PARIS (Agefi-Dow Jones)--L‘Italie pour Amundi ne se résume pas à son accord de distribution avec le groupe financier UniCredit. Ces trois dernières années, l’état-major de la société de gestion du Crédit Agricole l‘a souvent rappelé aux analystes qui suivent le titre. Signé en 2017 dans le cadre du rachat de Pioneer Investments, à l’époque gestionnaire d’actifs d’un UniCredit en proie à de grosses difficultés et en quête de moyens de consolider sa solvabilité, cet accord de distribution s’applique aux réseaux de clients particuliers d’UniCredit en Italie, en Allemagne et en Autriche. Il court jusqu’en juillet 2027.
Les rumeurs évoquant la volonté d’UniCredit, premier partenaire d’Amundi en Italie, de renégocier l’accord bien avant sa date d’expiration sont régulièrement revenues dans l’actualité. Ce n’est cependant pas un bruit de couloir mais une manouvre concrète du groupe financier transalpin qui a replacé son partenariat de dix ans avec Amundi dans la lumière. Ce lundi 25 novembre, UniCredit a mis plus de 10 milliards d’euros sur la table pour racheter la banque milanaise Banco BPM, qui elle-même a formulé, le 7 novembre 2024, une offre publique d’achat sur la société de gestion italienne indépendante cotée Anima, laquelle a été maintes fois associée à la piste d’une acquisition par Amundi par le passé.

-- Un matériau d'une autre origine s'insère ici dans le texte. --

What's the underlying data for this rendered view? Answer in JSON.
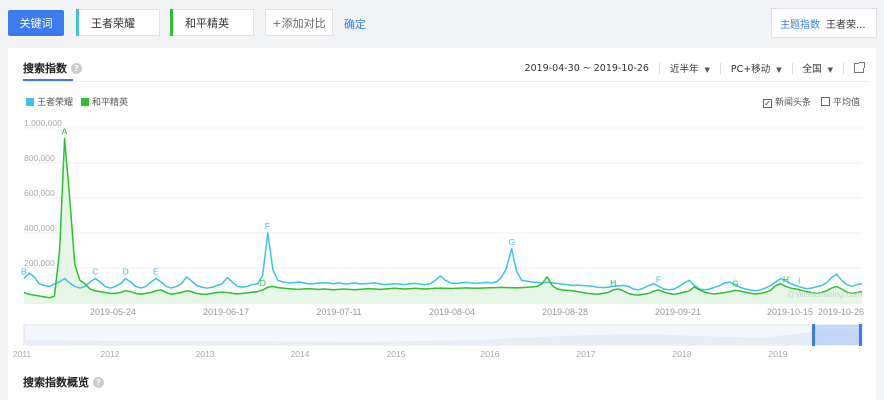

L‘offensive d’UniCredit sur Banco BPM, critiquée par cette dernière ce mardi en raison du prix proposé, suscite des interrogations des investisseurs pour l’activité d’Amundi auprès de la clientèle de détail en Italie. Au point de faire décrocher l’action Amundi de 10,3% en deux séances, les 25 et 26 novembre, jusqu’à 60,15 euros, son point le plus bas depuis la mi-mars 2024. Ce mercredi, le titre reculait encore de 0,3% à 59,95 euros vers 11h20. L’OPE d’UniCredit a aussi poussé deux analystes, JPMorgan et BNP Paribas Exane, à dégrader Amundi de “surperformance” à “neutre”.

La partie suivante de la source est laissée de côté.